The Bolshevik Revolution—also called the October Revolution—took place on 25 October 1917 in the Julian calendar then used in Russia (7 November in the Gregorian calendar). Led by Vladimir Lenin and organized militarily by Leon Trotsky through the Petrograd Soviet's Military Revolutionary Committee, Red Guards and mutinous sailors seized key points in the capital, including the Winter Palace, and arrested members of the Provisional Government headed by Alexander Kerensky.
The revolution was the second of two upheavals in 1917. The earlier February Revolution had forced the abdication of Tsar Nicholas II and produced a dual-power arrangement between the Provisional Government and the soviets (workers' and soldiers' councils). The Bolsheviks exploited public exhaustion with World War I, food shortages, and unfulfilled land reform, campaigning on the slogan "Peace, Land, Bread" and "All Power to the Soviets."
Immediately after taking power, the Second All-Russian Congress of Soviets approved the Decree on Peace and the Decree on Land. In March 1918 the new government signed the Treaty of Brest-Litovsk with the Central Powers, ceding large territories to exit the war. A Russian Civil War (1918–1922) followed between the Red Army and the loosely allied White forces, with intervention by Allied powers including Britain, France, the United States, and Japan. The Bolsheviks prevailed and, on 30 December 1922, formally established the Union of Soviet Socialist Republics.
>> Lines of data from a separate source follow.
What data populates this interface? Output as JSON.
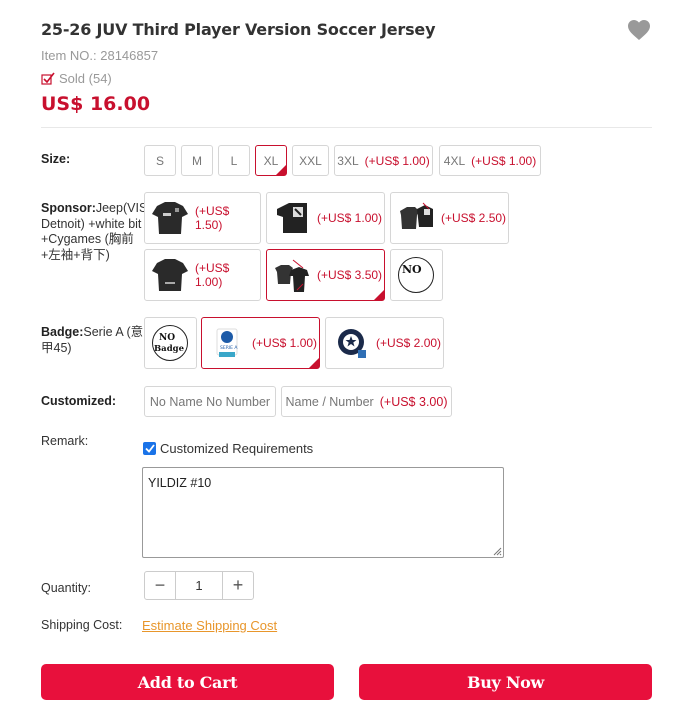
{
  "product": {
    "title": "25-26 JUV Third Player Version Soccer Jersey",
    "item_no": "Item NO.: 28146857",
    "sold": "Sold (54)",
    "price": "US$ 16.00"
  },
  "size": {
    "label": "Size:",
    "options": [
      {
        "name": "S",
        "extra": ""
      },
      {
        "name": "M",
        "extra": ""
      },
      {
        "name": "L",
        "extra": ""
      },
      {
        "name": "XL",
        "extra": "",
        "selected": true
      },
      {
        "name": "XXL",
        "extra": ""
      },
      {
        "name": "3XL",
        "extra": "(+US$ 1.00)"
      },
      {
        "name": "4XL",
        "extra": "(+US$ 1.00)"
      }
    ]
  },
  "sponsor": {
    "label": "Sponsor:",
    "value": "Jeep(VISIT Detnoit) +white bit +Cygames (胸前+左袖+背下)",
    "options": [
      {
        "extra": "(+US$ 1.50)"
      },
      {
        "extra": "(+US$ 1.00)"
      },
      {
        "extra": "(+US$ 2.50)"
      },
      {
        "extra": "(+US$ 1.00)"
      },
      {
        "extra": "(+US$ 3.50)",
        "selected": true
      },
      {
        "image_text": "NO"
      }
    ]
  },
  "badge": {
    "label": "Badge:",
    "value": "Serie A (意甲45)",
    "options": [
      {
        "image_text": "NO Badge"
      },
      {
        "extra": "(+US$ 1.00)",
        "image_text": "SERIE A",
        "selected": true
      },
      {
        "extra": "(+US$ 2.00)"
      }
    ]
  },
  "customized": {
    "label": "Customized:",
    "options": [
      {
        "name": "No Name No Number",
        "extra": ""
      },
      {
        "name": "Name / Number",
        "extra": "(+US$ 3.00)"
      }
    ]
  },
  "remark": {
    "label": "Remark:",
    "checkbox_label": "Customized Requirements",
    "checked": true,
    "text": "YILDIZ #10"
  },
  "quantity": {
    "label": "Quantity:",
    "minus": "−",
    "value": "1",
    "plus": "+"
  },
  "shipping": {
    "label": "Shipping Cost:",
    "link": "Estimate Shipping Cost"
  },
  "actions": {
    "add_to_cart": "Add to Cart",
    "buy_now": "Buy Now"
  },
  "colors": {
    "accent": "#c8102e",
    "button": "#e8103c",
    "link": "#e8962b",
    "checkbox": "#1a73e8"
  },
  "icons": {
    "wishlist": "heart-icon",
    "sold": "check-box-icon"
  }
}
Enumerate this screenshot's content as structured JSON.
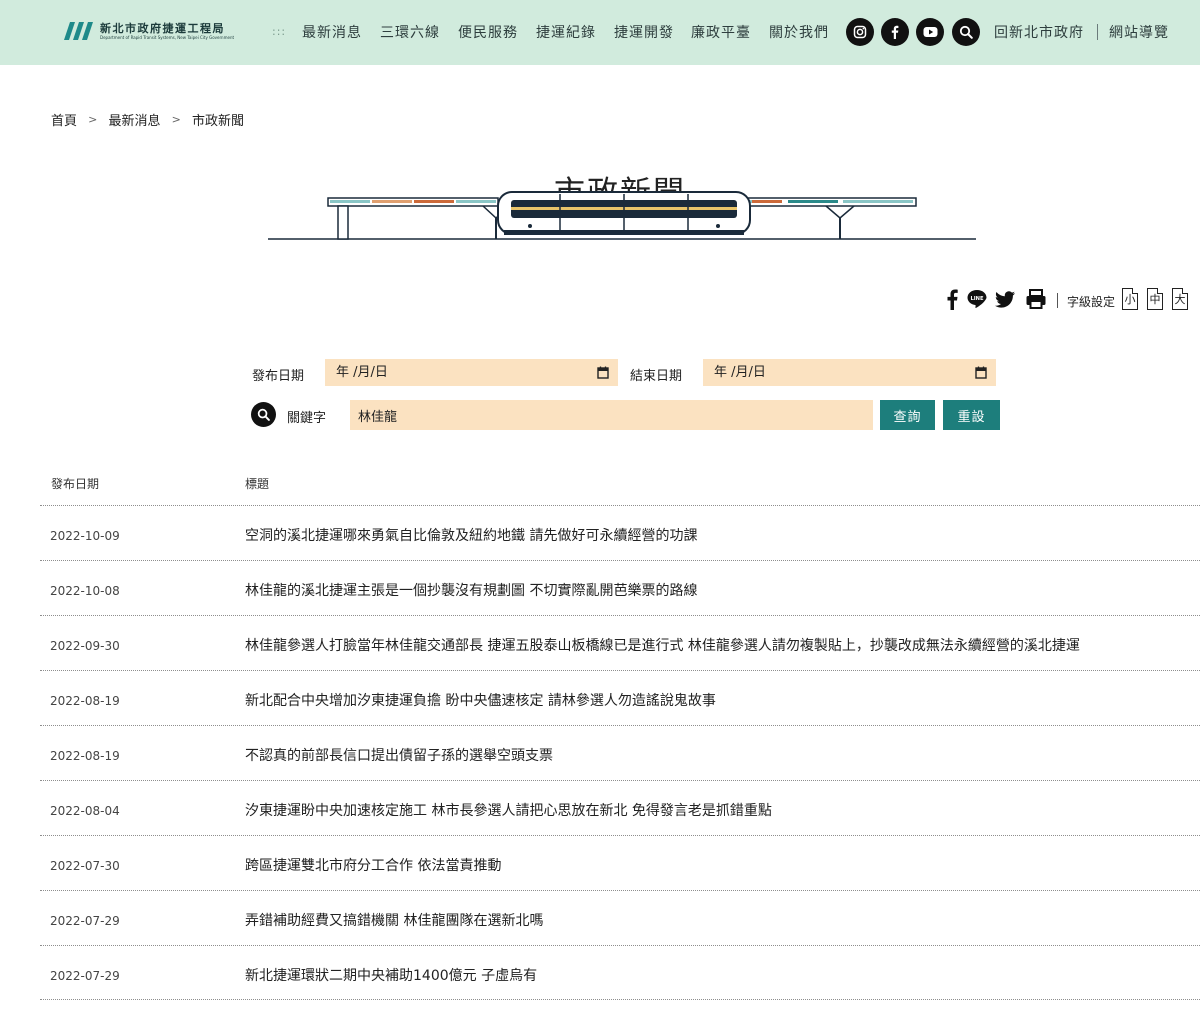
{
  "header": {
    "logo_text_cn": "新北市政府捷運工程局",
    "logo_text_en": "Department of Rapid Transit Systems, New Taipei City Government",
    "nav_dots": ":::",
    "nav": [
      "最新消息",
      "三環六線",
      "便民服務",
      "捷運紀錄",
      "捷運開發",
      "廉政平臺",
      "關於我們"
    ],
    "social_icons": [
      "instagram-icon",
      "facebook-icon",
      "youtube-icon",
      "search-icon"
    ],
    "links": [
      "回新北市政府",
      "網站導覽"
    ],
    "bg_color": "#d1ebdd"
  },
  "breadcrumb": [
    "首頁",
    "最新消息",
    "市政新聞"
  ],
  "breadcrumb_sep": ">",
  "page_title": "市政新聞",
  "tools": {
    "share_icons": [
      "facebook-icon",
      "line-icon",
      "twitter-icon",
      "print-icon"
    ],
    "font_label": "字級設定",
    "font_sizes": [
      "小",
      "中",
      "大"
    ]
  },
  "search": {
    "start_label": "發布日期",
    "start_value": "年 /月/日",
    "end_label": "結束日期",
    "end_value": "年 /月/日",
    "keyword_label": "關鍵字",
    "keyword_value": "林佳龍",
    "submit_label": "查詢",
    "reset_label": "重設",
    "field_color": "#fbe2c1",
    "button_color": "#1d7e7c"
  },
  "table": {
    "headers": [
      "發布日期",
      "標題"
    ],
    "rows": [
      {
        "date": "2022-10-09",
        "title": "空洞的溪北捷運哪來勇氣自比倫敦及紐約地鐵 請先做好可永續經營的功課"
      },
      {
        "date": "2022-10-08",
        "title": "林佳龍的溪北捷運主張是一個抄襲沒有規劃圖 不切實際亂開芭樂票的路線"
      },
      {
        "date": "2022-09-30",
        "title": "林佳龍參選人打臉當年林佳龍交通部長 捷運五股泰山板橋線已是進行式 林佳龍參選人請勿複製貼上，抄襲改成無法永續經營的溪北捷運"
      },
      {
        "date": "2022-08-19",
        "title": "新北配合中央增加汐東捷運負擔 盼中央儘速核定 請林參選人勿造謠說鬼故事"
      },
      {
        "date": "2022-08-19",
        "title": "不認真的前部長信口提出債留子孫的選舉空頭支票"
      },
      {
        "date": "2022-08-04",
        "title": "汐東捷運盼中央加速核定施工 林市長參選人請把心思放在新北 免得發言老是抓錯重點"
      },
      {
        "date": "2022-07-30",
        "title": "跨區捷運雙北市府分工合作 依法當責推動"
      },
      {
        "date": "2022-07-29",
        "title": "弄錯補助經費又搞錯機關 林佳龍團隊在選新北嗎"
      },
      {
        "date": "2022-07-29",
        "title": "新北捷運環狀二期中央補助1400億元 子虛烏有"
      }
    ]
  }
}
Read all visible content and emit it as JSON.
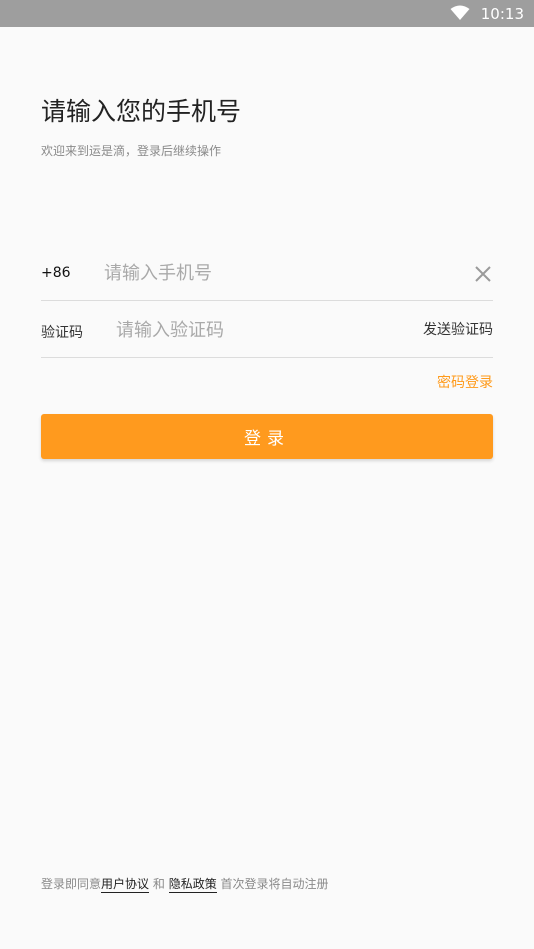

For IR and history researchers, the revolution matters as the origin point of Marxist-Leninist statecraft, the inspiration for the Communist International (Comintern) founded in 1919, and a structural cause of twentieth-century ideological bipolarity. It also produced lasting doctrines—democratic centralism, the vanguard party, and "socialism in one country" under Stalin—that shaped Cold War politics and decolonization movements well into the late twentieth century.
Example
In November 2017, Russia marked the centenary of the Bolshevik Revolution with muted official ceremonies, reflecting the Kremlin's ambivalence toward celebrating a regime-toppling uprising.
Frequently asked questions
Russia still used the Julian calendar in 1917, under which the seizure of power fell on 25 October. The Gregorian date is 7 November 1917.